UCSF Researchers to Study Hyperpolarized Carbon-13 MRI in Prostate Cancer Patients
The National Institutes of Health (NIH)/National Cancer Institute (NCI) have awarded funding to the University of California San Francisco (UCSF) Department of Radiology and Biomedical Imaging to study hyperpolarized (HP) carbon-13 (13C) metabolic MRI in prostate cancer patients undergoing radiation therapy (RT). Faculty members Robert Bok, MD, PhD, and Daniel Vigneron, PhD, are primary investigators of the project and were awarded a five-year, R01 grant titled "Hyperpolarized C-13 MRI Techniques to Monitor Radiation Therapy Response in Prostate Cancer Patients." Drs. Bok and Vigneron will collaborate with Anthony Wong MD, PhD, faculty member with the UCSF Department of Radiation Oncology to study the application of HP 13C MRI for the first time to evaluate the metabolic response of human prostate tumors to RT.
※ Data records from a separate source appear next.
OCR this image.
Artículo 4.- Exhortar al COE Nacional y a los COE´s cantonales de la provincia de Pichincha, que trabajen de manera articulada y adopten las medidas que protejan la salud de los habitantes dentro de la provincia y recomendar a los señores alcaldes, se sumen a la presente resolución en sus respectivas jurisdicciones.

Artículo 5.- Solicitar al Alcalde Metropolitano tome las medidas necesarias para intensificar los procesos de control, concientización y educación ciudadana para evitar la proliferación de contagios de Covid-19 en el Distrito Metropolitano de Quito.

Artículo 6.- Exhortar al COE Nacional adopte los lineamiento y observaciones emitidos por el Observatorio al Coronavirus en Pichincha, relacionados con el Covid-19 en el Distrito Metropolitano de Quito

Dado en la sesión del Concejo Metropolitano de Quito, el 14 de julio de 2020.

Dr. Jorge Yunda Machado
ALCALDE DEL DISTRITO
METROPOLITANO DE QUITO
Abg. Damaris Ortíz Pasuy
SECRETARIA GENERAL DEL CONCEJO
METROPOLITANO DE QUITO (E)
"This clinical project builds on previous preclinical and clinical work performed at UCSF," says Dr. Vigneron. "Preclinical investigations on HP 13C MRI in a transgenic murine model of prostate cancer demonstrated the ability of this fast, non-radioactive, metabolic imaging technology to rapidly detect key physiological responses of prostate tumors to RT."
The preclinical findings showing early metabolic response within four to seven days were also the result of a close collaboration between UCSF Radiology and UCSF Radiation Oncology. These findings were recently published in the International Journal of Radiation Oncology, Biology and Physics (IJROBP). This new project also builds on the researchers' previous experience with clinical trials of HP 13C MRI in prostate cancer patients, ranging from early stage (Active Surveillance) to late stage (castrate-resistant, metastatic) disease. The first proof-of-concept clinical investigations of HP 13C MRI were performed at UCSF in prostate cancer patients.
Support from the Hyperpolarized MRI Technology Resource Center (HMTRC) at UCSF, a National Center for Biomedical Imaging and Bioengineering (NCBIB) funded by the National Institute of Biomedical Imaging and Bioengineering (NIBIB) (P41EB013598) led by Jane Wang, MD, medical director and Dr. Vigneron has been crucial for this groundbreaking work. An additional NIH grant helped support the pre-clinical work (R01CA214554).